Monday, August 28, 2017
***** Corn futures drop 2 1/2 to 2 3/4 cents; soybeans lower by 3 to 3 3/4; Chicago wheat futures fall 6 to 9 1/2 cents. ***** 

   # Wheat was the weak link as buyers failed to follow through on last week’s technical rebound.  Sellers stepped in to defend resistance from the December Chicago contract’s 10-day moving average today.  Wheat’s fundamental prospects should be improving after the recent board break leaves U.S. values competitive into big markets like Saudi Arabia and Algeria.  
   # A move lower for the dollar is helping to paint a friendlier picture for wheat export prospects and for exports of corn and soy, too.  Economies abroad are improving to help support most currencies against the dollar while the dollar also slips because of the expectation that U.S. interest rates are staying low for longer.  
   # Harvest may be starting a week or two later in the Midwest this year as weather slows crop finish and producers attempt to avoid drying charges.  Late-planted and replanted corn still needs more sunshine.  A cool current forecast for September brings more frost/freeze talk this week. 
   # USDA announced a flash sale of 160,000 tons of corn for delivery to Mexico in 2017/18.  The deal comes as leaders from the U.S., Canada, and Mexico meet at President Trump’s insistence for the renegotiation of NAFTA terms.
   # Weekly export inspections are finishing the marketing year strong.  Shipments for corn, soybeans, and wheat were all up on the week.  Corn inspections stand 23 percent higher than a year ago, soybeans 13 percent higher, with one week in the marketing year left to go.  
   # Corn continues to lose ground on the soybean market, the new-crop futures ratio having grown to 2.68 after starting June at 2.35.  Traders that were expecting the multiple to tighten up as a result of higher soy acreage and better production prospects may have short-changed the chances for what has proved to be strong export demand in the lead up to harvest.  
   # Ethanol prices are on the defensive as traders sort out the impact of Hurricane Harvey on oil refining activities.  Negative for the market has been news that Brazil will move forward with a 20 percent tax on ethanol imports, an act that will work to taper the supply of U.S. fuel coming into the South American country. 
   # Crude oil prices were down hard but gasoline and diesel prices sharply higher on the refinery disruptions being caused by the hurricane. Grain trade was also disordered by Harvey’s causing the Houston port to shutter.  The Houston port is the country’s second largest, not being much smaller than New Orleans.           

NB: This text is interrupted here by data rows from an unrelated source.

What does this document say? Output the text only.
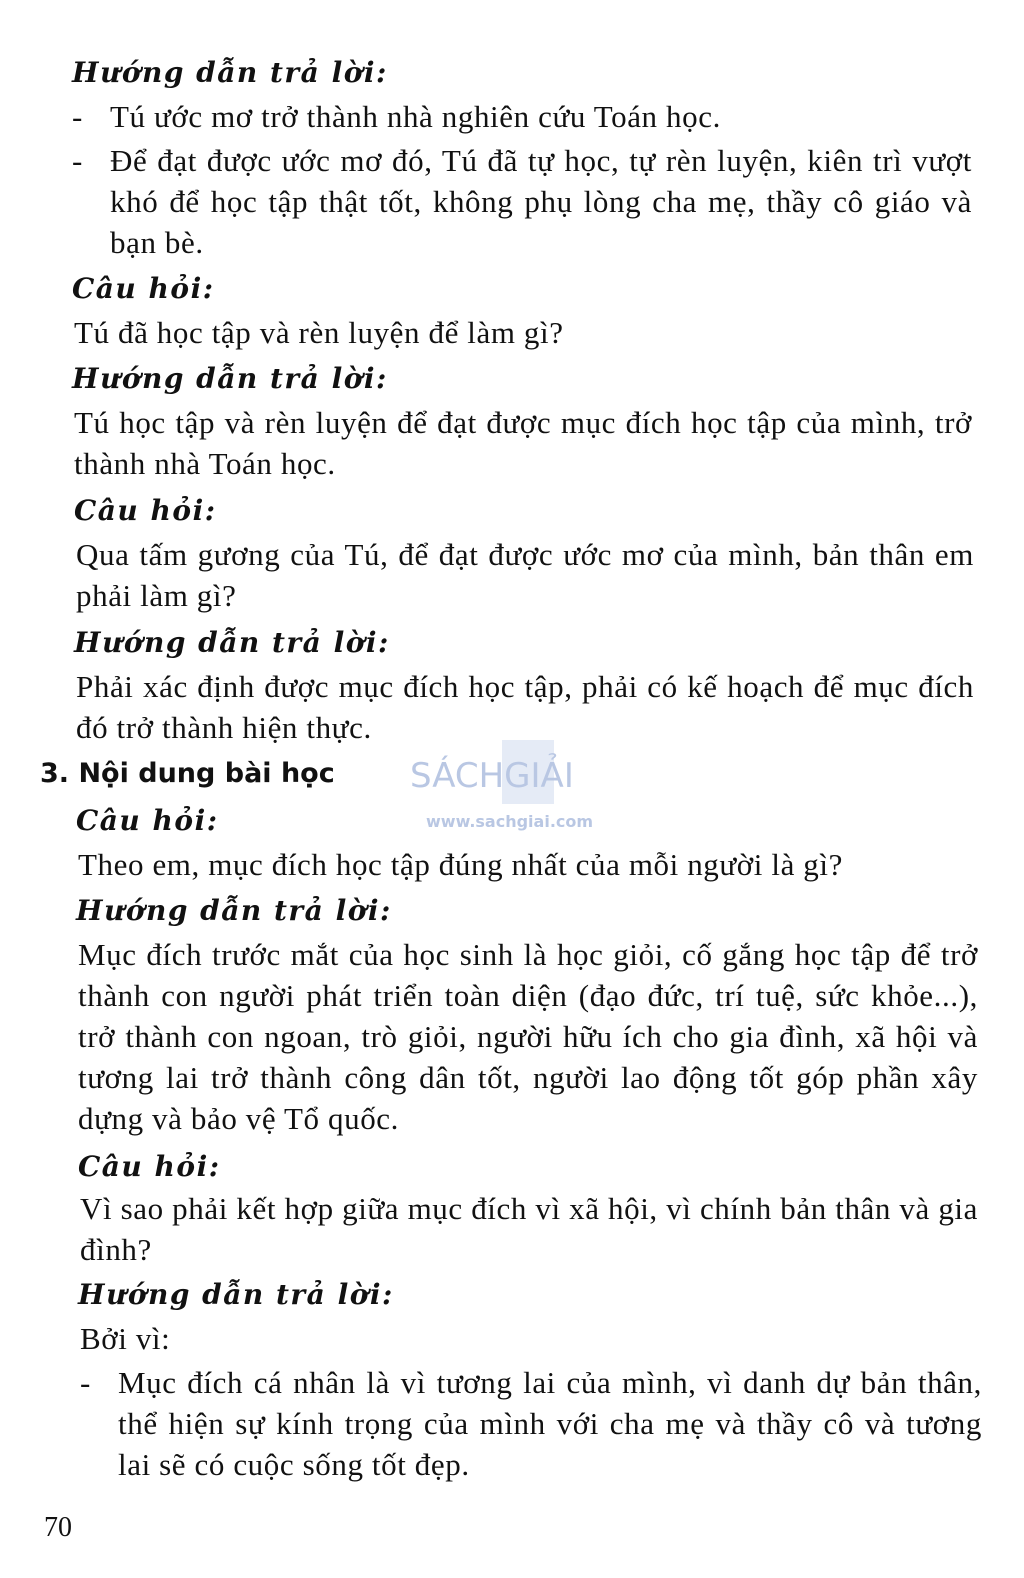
Hướng dẫn trả lời:
- Tú ước mơ trở thành nhà nghiên cứu Toán học.
- Để đạt được ước mơ đó, Tú đã tự học, tự rèn luyện, kiên trì vượt khó để học tập thật tốt, không phụ lòng cha mẹ, thầy cô giáo và bạn bè.
Câu hỏi:
Tú đã học tập và rèn luyện để làm gì?
Hướng dẫn trả lời:
Tú học tập và rèn luyện để đạt được mục đích học tập của mình, trở thành nhà Toán học.
Câu hỏi:
Qua tấm gương của Tú, để đạt được ước mơ của mình, bản thân em phải làm gì?
Hướng dẫn trả lời:
Phải xác định được mục đích học tập, phải có kế hoạch để mục đích đó trở thành hiện thực.
SÁCHGIẢI
www.sachgiai.com
3. Nội dung bài học
Câu hỏi:
Theo em, mục đích học tập đúng nhất của mỗi người là gì?
Hướng dẫn trả lời:
Mục đích trước mắt của học sinh là học giỏi, cố gắng học tập để trở thành con người phát triển toàn diện (đạo đức, trí tuệ, sức khỏe...), trở thành con ngoan, trò giỏi, người hữu ích cho gia đình, xã hội và tương lai trở thành công dân tốt, người lao động tốt góp phần xây dựng và bảo vệ Tổ quốc.
Câu hỏi:
Vì sao phải kết hợp giữa mục đích vì xã hội, vì chính bản thân và gia đình?
Hướng dẫn trả lời:
Bởi vì:
- Mục đích cá nhân là vì tương lai của mình, vì danh dự bản thân, thể hiện sự kính trọng của mình với cha mẹ và thầy cô và tương lai sẽ có cuộc sống tốt đẹp.
70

***** Live cattle up $1.45; feeders higher by $2.95 to $3.45; hogs down $1.32 to $1.45. *****


   # Cattle futures did start stronger in response to Friday’s friendly Cattle on Feed report.  Placements were smaller than expected, but the enthusiasm was limited by them still being up on the year and having been so high in all of the previous months this summer.    
   # Technical sellers jumped on the hogs after Friday’s weak intraday reversal for futures.  The October contract is approaching its lifetime low at $57.35 but a quick drop from the August high leaves it registering oversold in the short-run.  Traders largely ignored the cash and wholesale markets firming up just slightly on the day.